Business, he added, can’t “play the role of leading society forward for the betterment of its citizens broadly, without owning up to the role that it has played in holding significant communities back and exploiting communities.”
Indeed, business professors should start “providing an education that’s honest and complete,” says Prieto. Capitalism deserves to be fully interrogated and its long destructive history—its use of slavery for the sake of profit, its use of child labor, the way it still enriches some nations at the expense of others—can’t be sugar coated. “It’s about teaching the truth and the whole truth, what we may see as the ugly parts or the embarrassing facts that will make some groups feel uncomfortable, because education is about learning.”

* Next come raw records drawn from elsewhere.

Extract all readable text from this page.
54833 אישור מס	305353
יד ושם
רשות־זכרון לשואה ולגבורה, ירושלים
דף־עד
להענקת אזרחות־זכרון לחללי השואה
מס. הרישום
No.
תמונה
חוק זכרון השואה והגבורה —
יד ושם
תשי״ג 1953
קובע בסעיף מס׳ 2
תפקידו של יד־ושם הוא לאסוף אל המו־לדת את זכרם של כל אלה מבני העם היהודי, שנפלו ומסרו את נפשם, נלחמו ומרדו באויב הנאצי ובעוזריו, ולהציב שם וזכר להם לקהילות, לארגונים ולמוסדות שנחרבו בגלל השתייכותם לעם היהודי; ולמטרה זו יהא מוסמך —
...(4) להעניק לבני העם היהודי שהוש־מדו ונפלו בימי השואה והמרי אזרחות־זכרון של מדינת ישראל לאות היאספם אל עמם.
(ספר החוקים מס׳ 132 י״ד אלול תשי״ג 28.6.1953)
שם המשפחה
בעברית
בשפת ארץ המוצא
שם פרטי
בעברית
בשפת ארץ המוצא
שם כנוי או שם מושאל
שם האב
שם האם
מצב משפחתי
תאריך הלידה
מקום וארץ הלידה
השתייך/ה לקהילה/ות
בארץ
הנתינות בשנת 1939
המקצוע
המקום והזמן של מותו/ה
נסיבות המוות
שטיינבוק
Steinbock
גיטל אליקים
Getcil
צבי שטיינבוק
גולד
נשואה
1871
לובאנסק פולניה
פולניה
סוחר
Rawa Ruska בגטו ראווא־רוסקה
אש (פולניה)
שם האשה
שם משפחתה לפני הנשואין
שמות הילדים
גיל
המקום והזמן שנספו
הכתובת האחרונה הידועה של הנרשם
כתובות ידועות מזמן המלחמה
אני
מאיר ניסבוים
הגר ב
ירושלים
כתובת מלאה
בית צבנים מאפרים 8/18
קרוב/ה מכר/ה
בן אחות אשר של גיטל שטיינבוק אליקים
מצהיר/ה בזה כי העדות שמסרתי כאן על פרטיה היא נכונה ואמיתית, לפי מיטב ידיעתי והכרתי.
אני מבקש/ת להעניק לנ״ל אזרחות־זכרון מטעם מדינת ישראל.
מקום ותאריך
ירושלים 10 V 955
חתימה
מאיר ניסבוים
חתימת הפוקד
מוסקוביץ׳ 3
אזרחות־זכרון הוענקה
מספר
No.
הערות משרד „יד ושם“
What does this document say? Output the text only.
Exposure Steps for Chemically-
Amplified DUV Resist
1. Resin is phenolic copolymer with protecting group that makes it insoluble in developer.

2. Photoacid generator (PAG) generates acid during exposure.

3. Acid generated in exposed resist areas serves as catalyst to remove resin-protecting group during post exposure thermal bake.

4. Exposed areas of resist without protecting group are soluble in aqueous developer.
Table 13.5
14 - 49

Business lessons ought to “always examine prejudice and racism, and the importance of being fair,” Phipps adds, “not as a cookie cutter diversity speech that gets squeezed in sometime later in the semester.”
She and Prieto are now speaking at business schools around the US, advocating for more to teach students about cooperative models of entrepreneurship, which Prieto says he has only found in course offerings outside the US. “It’s a business model that can actually help create a more just form of capitalism, one that focuses on solidarity,” he says.
That shouldn’t sound radical for modern business schools, but—at least for now—it is.
Editor’s note: This story has been updated to correct the name of the African American management thinker whose ideas now appear in several management textbooks, Charles Clinton Spaulding.